Chapter 3 Data
3.1 Sources
The dataset as mentioned earlier is made up of 2610 rows and 231 feature columns comprising information gathered from each respondent to the AAQoL survey about their quality of life in Austin. This survey was approved by The University of Texas at Austin Institutional Review Board (IRB). The questionnaire consisted of majority of questions dealing with the quality of life at Austin, Texas. The draft questionnaire was reviewed and approved by the AAQoL Commission members and staff from 15 city departments On analysis of the data, it was found that they were primarily categorical, had ordinal and nominal characteristics, nearly no continuous data, and a few discrete value columns. Since there are many columns in this data with missing values, it frequently becomes necessary to delete and pivot these columns in order to plot the data properly. As the data is categorical, plotting becomes an issue, representing most of the data in the same format does not give us any special insight. Hence proper data formatting and transformation is required before representation. Trying out various displays wouldn’t have been a problem if the data also included a large number of numerical values.
3.2 Cleaning / Transformation
Some of the feature columns in the dataset included a mix of numerical and categorical values rather than consistent values. Plotting the graphs would not be optimal if this were the case. As a result, those columns with precisely two distinct values were changed from 0, “text” to 0, 1. For instance, the values 0 and Living with spouse in the feature column Spouse were transformed to 0 and 1, where 1 denotes living with spouse. Some attributes were also translated from categorical to numerical values for graphing purposes. Age is a key aspect in any study to get insights, so to make the analysis process simpler, the age ranges “18-25” “26-50”, “51-75” and “>75” were added to the column Age_Group.
3.3 Missing Value Analysis
Since it is a survey, some respondents choose not to respond to questions they were uncomfortable answering, which causes a number of missing values in the data (NA). Nearly every row contained some missing values, and if they were excluded from the analysis, there would be no data.
The percentage of missing values in the data, those columns having more than 100 missing rows, or 4% of the data is represented graphically. The second graph indicated is plotted to look for trends in missing results, but there are none, demonstrating that the survey is not skewed. Finally, because this is a survey, there is a chance that data will be absent because respondents who fall under a certain status might prefer not to respond. That conclusion, however, was incorrect because no trend was visible when a graph was created to show the percentage of missing values based on income.
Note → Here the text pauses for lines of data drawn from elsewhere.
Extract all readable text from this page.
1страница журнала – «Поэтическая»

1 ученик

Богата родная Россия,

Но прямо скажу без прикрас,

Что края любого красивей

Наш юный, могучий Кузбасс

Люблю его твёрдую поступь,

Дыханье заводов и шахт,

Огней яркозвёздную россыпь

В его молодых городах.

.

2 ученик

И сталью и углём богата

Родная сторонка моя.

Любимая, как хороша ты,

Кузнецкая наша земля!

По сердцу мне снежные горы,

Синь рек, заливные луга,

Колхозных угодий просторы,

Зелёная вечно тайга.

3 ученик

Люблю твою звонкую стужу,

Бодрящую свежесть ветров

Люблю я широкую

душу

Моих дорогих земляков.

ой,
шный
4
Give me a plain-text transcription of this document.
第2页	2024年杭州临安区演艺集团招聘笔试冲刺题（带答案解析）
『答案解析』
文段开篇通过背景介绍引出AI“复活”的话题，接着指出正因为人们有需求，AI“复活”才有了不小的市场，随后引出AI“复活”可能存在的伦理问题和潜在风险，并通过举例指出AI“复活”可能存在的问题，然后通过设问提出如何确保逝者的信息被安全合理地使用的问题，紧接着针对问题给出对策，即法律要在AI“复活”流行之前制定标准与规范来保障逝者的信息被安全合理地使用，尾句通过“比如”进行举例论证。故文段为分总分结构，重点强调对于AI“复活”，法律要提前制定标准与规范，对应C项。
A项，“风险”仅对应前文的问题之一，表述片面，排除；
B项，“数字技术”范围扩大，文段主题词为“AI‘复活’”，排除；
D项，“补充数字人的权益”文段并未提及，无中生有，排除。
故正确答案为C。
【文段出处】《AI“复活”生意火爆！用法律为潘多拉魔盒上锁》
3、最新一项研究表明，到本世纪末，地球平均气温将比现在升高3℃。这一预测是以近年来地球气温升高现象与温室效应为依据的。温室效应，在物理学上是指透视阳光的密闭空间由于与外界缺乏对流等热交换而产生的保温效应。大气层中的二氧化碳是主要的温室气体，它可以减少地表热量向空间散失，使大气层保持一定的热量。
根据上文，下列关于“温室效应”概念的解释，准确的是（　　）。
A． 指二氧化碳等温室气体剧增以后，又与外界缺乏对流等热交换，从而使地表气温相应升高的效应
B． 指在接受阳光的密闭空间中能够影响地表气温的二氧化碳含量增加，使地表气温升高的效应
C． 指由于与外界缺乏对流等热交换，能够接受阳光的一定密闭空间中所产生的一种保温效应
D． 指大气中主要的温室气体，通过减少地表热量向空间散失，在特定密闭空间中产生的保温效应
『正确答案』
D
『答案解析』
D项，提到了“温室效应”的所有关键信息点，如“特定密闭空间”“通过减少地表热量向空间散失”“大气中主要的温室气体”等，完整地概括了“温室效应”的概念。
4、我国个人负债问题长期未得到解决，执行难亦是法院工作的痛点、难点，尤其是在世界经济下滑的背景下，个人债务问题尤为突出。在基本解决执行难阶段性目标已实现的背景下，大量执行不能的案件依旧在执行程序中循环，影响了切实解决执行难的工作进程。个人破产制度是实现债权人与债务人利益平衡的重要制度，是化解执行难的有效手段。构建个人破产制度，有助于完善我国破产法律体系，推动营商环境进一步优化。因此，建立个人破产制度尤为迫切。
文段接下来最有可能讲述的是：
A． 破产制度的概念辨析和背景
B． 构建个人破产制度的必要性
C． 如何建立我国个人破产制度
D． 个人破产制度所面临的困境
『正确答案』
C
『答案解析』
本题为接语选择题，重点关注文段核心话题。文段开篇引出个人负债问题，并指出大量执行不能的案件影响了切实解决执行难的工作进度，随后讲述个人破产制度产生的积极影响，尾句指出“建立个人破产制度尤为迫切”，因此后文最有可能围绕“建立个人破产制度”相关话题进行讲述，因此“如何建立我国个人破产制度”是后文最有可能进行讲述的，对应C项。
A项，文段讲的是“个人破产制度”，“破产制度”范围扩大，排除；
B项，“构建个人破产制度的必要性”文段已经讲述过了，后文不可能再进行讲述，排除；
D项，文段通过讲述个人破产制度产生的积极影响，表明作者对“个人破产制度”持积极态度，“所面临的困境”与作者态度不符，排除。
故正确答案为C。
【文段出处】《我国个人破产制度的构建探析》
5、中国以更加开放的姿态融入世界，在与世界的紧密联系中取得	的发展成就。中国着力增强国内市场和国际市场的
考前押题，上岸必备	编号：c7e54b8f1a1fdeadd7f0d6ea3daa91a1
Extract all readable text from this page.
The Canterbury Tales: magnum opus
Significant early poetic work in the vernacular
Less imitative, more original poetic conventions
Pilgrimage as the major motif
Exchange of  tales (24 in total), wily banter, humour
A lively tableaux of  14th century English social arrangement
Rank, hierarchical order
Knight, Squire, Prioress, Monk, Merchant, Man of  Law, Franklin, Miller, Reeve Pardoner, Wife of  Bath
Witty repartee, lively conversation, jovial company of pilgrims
The issue of missing value has to be addressed for which analysis was first done on the feature columns that are to be represented as a graph, and the NA values were removed from these columns. In addition to this method, columns that contained 40% of NA values were removed before analysis and visualization. The survey ID is dropped as it isn’t crucial to the analysis.
The fact that a person earning 70,000 dollars or more and a person earning 0-9,999 dollars choose not to answer certain questions demonstrates that there is no differential based on income range. When the graph is plotted versus occupation, a similar pattern is shown. This further supports the claim that the survey is consistent and without bias.